DOI: 10.2459/jcm.0000000000001895 ISSN: 1558-2027

Prognostic value of preoperative peak atrial longitudinal strain for patients undergoing mitral valve surgery

Annalisa Pasquini, Andrea Pica, Maria Concetta Pastore, Gabriele Mazzenga, Maria Alma Iuliano, Monica Filice, Lorenzo Tanzi, Marta Focardi, Piergiorgio Bruno, Giovanni Alfonso Chiariello, Natalia Pavone, Maria Grandinetti, Francesco Burzotta, Hatem Soliman Aboumarie, Matteo Cameli, Massimo Massetti

Aims

In asymptomatic severe degenerative mitral regurgitation (MR), indications for surgery mainly rely on 2D echocardiographic criteria. Preoperative peak atrial longitudinal strain (PALS) has prognostic value for predicting clinical outcome after surgery for MR while Bernard demonstrated the prognostic value of an echocardiographic staging assessment of extra-valvular cardiac damage in patients with at least moderate MR.

The primary aim was to assess the additive prognostic value of PALS to Bernard's staging classification in patients undergoing surgery for degenerative MR.

Methods

Ambispective multicenter cohort study of patients with severe degenerative MR undergoing surgery.

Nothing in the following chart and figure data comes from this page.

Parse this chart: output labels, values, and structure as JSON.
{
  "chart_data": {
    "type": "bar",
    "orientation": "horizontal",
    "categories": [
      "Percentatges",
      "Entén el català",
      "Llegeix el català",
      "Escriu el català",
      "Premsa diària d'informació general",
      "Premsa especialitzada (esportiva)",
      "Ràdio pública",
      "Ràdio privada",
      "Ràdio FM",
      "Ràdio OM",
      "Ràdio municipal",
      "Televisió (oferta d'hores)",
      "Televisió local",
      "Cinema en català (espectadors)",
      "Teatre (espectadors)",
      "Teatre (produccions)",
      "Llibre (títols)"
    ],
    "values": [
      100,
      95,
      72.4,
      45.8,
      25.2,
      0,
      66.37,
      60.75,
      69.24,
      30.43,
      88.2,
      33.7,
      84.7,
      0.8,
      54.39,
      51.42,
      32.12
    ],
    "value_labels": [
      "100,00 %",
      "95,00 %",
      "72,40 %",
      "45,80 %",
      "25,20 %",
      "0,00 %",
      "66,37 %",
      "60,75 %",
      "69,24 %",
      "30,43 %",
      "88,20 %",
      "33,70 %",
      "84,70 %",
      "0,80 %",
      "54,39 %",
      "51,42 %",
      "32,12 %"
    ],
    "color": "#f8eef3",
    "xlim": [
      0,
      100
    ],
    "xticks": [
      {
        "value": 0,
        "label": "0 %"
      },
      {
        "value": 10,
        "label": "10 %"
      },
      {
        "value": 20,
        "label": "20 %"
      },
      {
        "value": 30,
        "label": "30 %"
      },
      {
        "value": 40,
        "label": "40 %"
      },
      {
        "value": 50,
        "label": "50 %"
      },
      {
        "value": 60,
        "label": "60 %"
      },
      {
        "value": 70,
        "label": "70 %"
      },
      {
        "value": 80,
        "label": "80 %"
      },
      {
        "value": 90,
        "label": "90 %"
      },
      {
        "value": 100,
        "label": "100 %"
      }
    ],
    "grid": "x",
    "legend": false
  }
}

Patients were assigned to Bernard's stages based on pre-operative echocardiographic data, from which PALS values were obtained. Follow-up assessed the composite primary endpoint: all-cause mortality, hospitalization for heart failure, acute myocardial infarction, stroke, life-threatening bleeding or wound infections requiring re-intervention, failure requiring re-intervention.

Results

Three hundred patients (mean age 63 ± 13 years; 65% men) were enrolled with a median follow-up of 24 months. Bernard's staging predicted outcomes in our population, as demonstrated by survival analysis with Kaplan–Meier curves (log-rank 13.3; P  = 0.01) and Cox model (hazard ratio of 1.51; P < 0.001). Adding PALS improved prognostic performance ( χ 2  = 20.96 vs. 16.15), with an area under the curve of 0.70 vs. 0.64 at 24 months, a net reclassification improvement of 0.18 ( P  = 0.031), an integrated discrimination improvement of 0.02 ( P  = 0.020). We identified an optimal PALS cutoff of 18% associated with the primary endpoint.

Conclusions

PALS has a potential additive role in estimating the prognosis of patients undergoing surgery for severe degenerative MR.